In conclusion, this study underscores YTHDF1 as a pivotal oncogenic regulator in OC, critically influencing tumor progression, immune evasion, and therapeutic resistance. Elevated YTHDF1 expression is associated with poor prognosis and reduced responsiveness to both chemotherapy and immunotherapy, emphasizing its potential as a prognostic biomarker and therapeutic target. Targeting YTHDF1 could offer a comprehensive strategy to inhibit tumor growth, reprogram the immunosuppressive TME, and enhance treatment efficacy. Further research is needed to validate the clinical relevance of YTHDF1 in larger patient cohorts and to unravel the molecular mechanisms driving OC pathogenesis.

Data Sharing Statement

Data supporting the findings of this study are available from the corresponding author upon reasonable request.
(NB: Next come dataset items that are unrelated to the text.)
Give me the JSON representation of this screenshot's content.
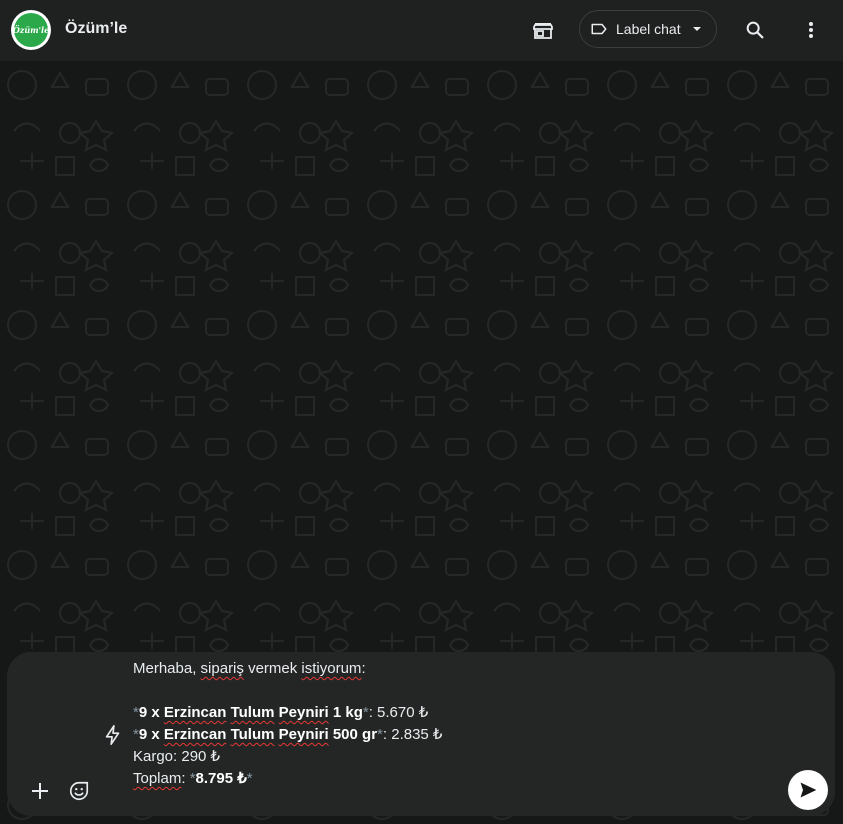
{
  "header": {
    "contact_name": "Özüm’le",
    "avatar_text": "Özüm'le",
    "label_chat": "Label chat"
  },
  "icons": {
    "store": "store-icon",
    "label": "label-tag-icon",
    "dropdown": "caret-down-icon",
    "search": "search-icon",
    "menu": "kebab-menu-icon",
    "attach": "plus-icon",
    "sticker": "sticker-icon",
    "quick_reply": "lightning-icon",
    "send": "send-icon"
  },
  "composer": {
    "line1_a": "Merhaba, ",
    "line1_b": "sipariş",
    "line1_c": " vermek ",
    "line1_d": "istiyorum",
    "line1_e": ":",
    "item1": {
      "qty": "9 x ",
      "w1": "Erzincan",
      "w2": "Tulum",
      "w3": "Peyniri",
      "size": " 1 kg",
      "price": ": 5.670 ₺"
    },
    "item2": {
      "qty": "9 x ",
      "w1": "Erzincan",
      "w2": "Tulum",
      "w3": "Peyniri",
      "size": " 500 gr",
      "price": ": 2.835 ₺"
    },
    "shipping": "Kargo: 290 ₺",
    "total_label": "Toplam",
    "total_sep": ": ",
    "total_value": "8.795 ₺",
    "asterisk": "*"
  },
  "colors": {
    "header_bg": "#1f2020",
    "chat_bg": "#161717",
    "composer_bg": "#242626",
    "text": "#e9edef",
    "spell_underline": "#e53935"
  }
}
Ethics Approval and Consent to Participate

This study was approved by the Ethics Committee of Shanghai First Maternity and Infant Hospital and informed consent was obtained from the patients. We declare that all methods are reported in accordance with the declaration of Helsinki. All in vivo experiments were conducted in accordance with the guidelines of the National Institutes of Health for the care and use of laboratory animals and were approved by the Animal Care Committee of Tongji University.

Acknowledgments

We sincerely thank the public databases, including TCGA, GEO, GEPIA, LinkedOmics, TCIA, Kaplan-Meier Plotter, TISCH2 and CPADS database for providing open access.

Author Contributions

All authors made a significant contribution to the work reported, whether that is in the conception, study design, execution, acquisition of data, analysis and interpretation, or in all these areas; took part in drafting, revising or critically reviewing the article; gave final approval of the version to be published; have agreed on the journal to which the article has been submitted; and agree to be accountable for all aspects of the work.

Funding

This research did not receive any specific grant from funding agencies in the Public, Commercial, or Not-for-Profit Sectors.

Disclosure

The authors declare no conflicts of interest in relation to the publication of this paper.